After creating a new skill category folder in skills/, you need to add these 4 essential components:

  • base.py - Defines the base class for the skill, adding shared functionality for all skills in this category
  • your_skill_name.py - Defines the first skill implementation in the new category
  • __init__.py - Defines how to instantiate and retrieve the skills in this category
  • schema.json - Defines the config JSON schema for this skill category to help users understand the configuration options
  • An icon for the skill category, png/svg/jpg/jpeg is supported. Tips: most of the time you can easily find the icon from their github organization or X account.

Let's use common/current_time as an example.

Base class (base.py)

The base class should inherit from IntentKitSkill and provide common functionality for all skills in this category:

from typing import Type

from pydantic import BaseModel, Field

from abstracts.skill import SkillStoreABC
from skills.base import IntentKitSkill


class CommonBaseTool(IntentKitSkill):
    """Base class for common utility tools."""

    name: str = Field(description="The name of the tool")
    description: str = Field(description="A description of what the tool does")
    args_schema: Type[BaseModel]
    skill_store: SkillStoreABC = Field(
        description="The skill store for persisting data"
    )

    @property
    def category(self) -> str:
        return "common"

Key points:

  • The base class should inherit from IntentKitSkill
  • Define common attributes all skills in this category will use
  • Implement the category property to identify the skill category
  • Include the skill_store for persistence if your skills need to store data

Skill class (current_time.py)

Each skill implementation should inherit from your category base class:

class CurrentTimeInput(BaseModel):
    """Input for CurrentTime tool."""

    timezone: str = Field(
        description="Timezone to format the time in (e.g., 'UTC', 'US/Pacific', 'Europe/London', 'Asia/Tokyo'). Default is UTC.",
        default="UTC",
    )


class CurrentTime(CommonBaseTool):
    """The doc string will not pass to LLM, it is written for human"""

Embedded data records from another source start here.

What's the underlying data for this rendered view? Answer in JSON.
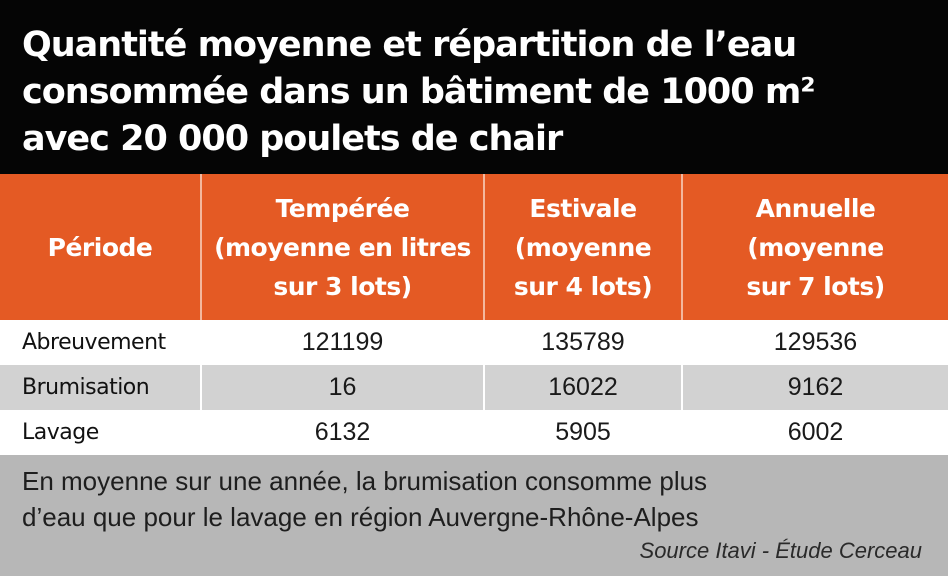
{
  "title": {
    "lines": [
      "Quantité moyenne et répartition de l’eau",
      "consommée dans un bâtiment de 1000 m²",
      "avec 20 000 poulets de chair"
    ]
  },
  "table": {
    "headers": [
      {
        "lines": [
          "Période"
        ]
      },
      {
        "lines": [
          "Tempérée",
          "(moyenne en litres",
          "sur 3 lots)"
        ]
      },
      {
        "lines": [
          "Estivale",
          "(moyenne",
          "sur 4 lots)"
        ]
      },
      {
        "lines": [
          "Annuelle",
          "(moyenne",
          "sur 7 lots)"
        ]
      }
    ],
    "rows": [
      {
        "label": "Abreuvement",
        "values": [
          "121199",
          "135789",
          "129536"
        ]
      },
      {
        "label": "Brumisation",
        "values": [
          "16",
          "16022",
          "9162"
        ]
      },
      {
        "label": "Lavage",
        "values": [
          "6132",
          "5905",
          "6002"
        ]
      }
    ]
  },
  "note": {
    "lines": [
      "En moyenne sur une année, la brumisation consomme plus",
      "d’eau que pour le lavage en région Auvergne-Rhône-Alpes"
    ],
    "source": "Source Itavi - Étude Cerceau"
  },
  "colors": {
    "title_background": "#050505",
    "header_background": "#e45a24",
    "shaded_row": "#d2d2d2",
    "footer_background": "#b7b7b7"
  }
}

    name: str = "current_time"
    description: str = (
        "Get the current time, converted to a specified timezone.\n"
        "You must call this tool whenever the user asks for the time."
    )
    args_schema: Type[BaseModel] = CurrentTimeInput

    async def _arun(self, timezone: str = "UTC", **kwargs) -> str:
        # Implementation of the tool
        # ...

Key points:

  • Create a Pydantic model for the input parameters
  • Inherit from your category base class
  • Define required attributes: name, description, and args_schema
  • Implement the logic in _arun (asynchronous) method

You should know, the name, description, and the description of the args_schema will be passed to the LLM. They are important reference information, letting LLM know when to call this skill, so please make sure they are clear and concise.

Skill getter (init.py)

The __init__.py file exports your skills and defines how they are configured:

from typing import TypedDict

from abstracts.skill import SkillStoreABC
from skills.base import SkillConfig, SkillState
from skills.common.base import CommonBaseTool
from skills.common.current_time import CurrentTime

# Cache skills at the system level, because they are stateless
_cache: dict[str, CommonBaseTool] = {}


class SkillStates(TypedDict):
    current_time: SkillState


class Config(SkillConfig):
    """Configuration for common utility skills."""

    states: SkillStates


async def get_skills(
    config: "Config",
    is_private: bool,
    store: SkillStoreABC,
    **_,
) -> list[CommonBaseTool]:
    """Get all common utility skills."""
    available_skills = []

    # Include skills based on their state
    for skill_name, state in config["states"].items():
        if state == "disabled":
            continue
        elif state == "public" or (state == "private" and is_private):
            available_skills.append(skill_name)

    # Get each skill using the cached getter
    return [get_common_skill(name, store) for name in available_skills]


def get_common_skill(
    name: str,
    store: SkillStoreABC,
) -> CommonBaseTool:
    """Get a common utility skill by name."""
    if name == "current_time":
        if name not in _cache:
            _cache[name] = CurrentTime(
                skill_store=store,
            )
        return _cache[name]
    else:
        raise ValueError(f"Unknown common skill: {name}")

Key points:

  • Define a TypedDict for the skill states
  • Create a Config class that extends SkillConfig
  • Implement the get_skills function to return all enabled skills based on configuration
  • The last param **_ of get_skills is required. It is a placeholder for future use.
  • Implement a helper function to instantiate individual skills
  • Consider caching skill instances if they are stateless

Config Schema (schema.json)

The schema.json file defines the JSON schema for configuring skills in this category:

{
  "$schema": "http://json-schema.org/draft-07/schema#",
  "type": "object",
  "title": "Common Utility Skills",
  "description": "Configuration schema for common utility skills",
  "properties": {
    "states": {
      "type": "object",
      "properties": {
        "current_time": {
          "type": "string",
          "title": "Current Time",
          "enum": [
            "disabled",
            "public",
            "private"
          ],
          "description": "State of the current_time skill"
        }
      },
      "description": "States for each common utility skill (disabled, public, or private)"
    }
  },
  "required": ["states"],
  "additionalProperties": true
}

Key points:

  • Follow the JSON Schema standard (draft-07)
  • Define the structure of the skill config, it will be used or check by the agent creation/update/import/export
  • List all skills in the states section

More details

About the return value

You may notice that we defined the input of the skill but not the output. What can I output?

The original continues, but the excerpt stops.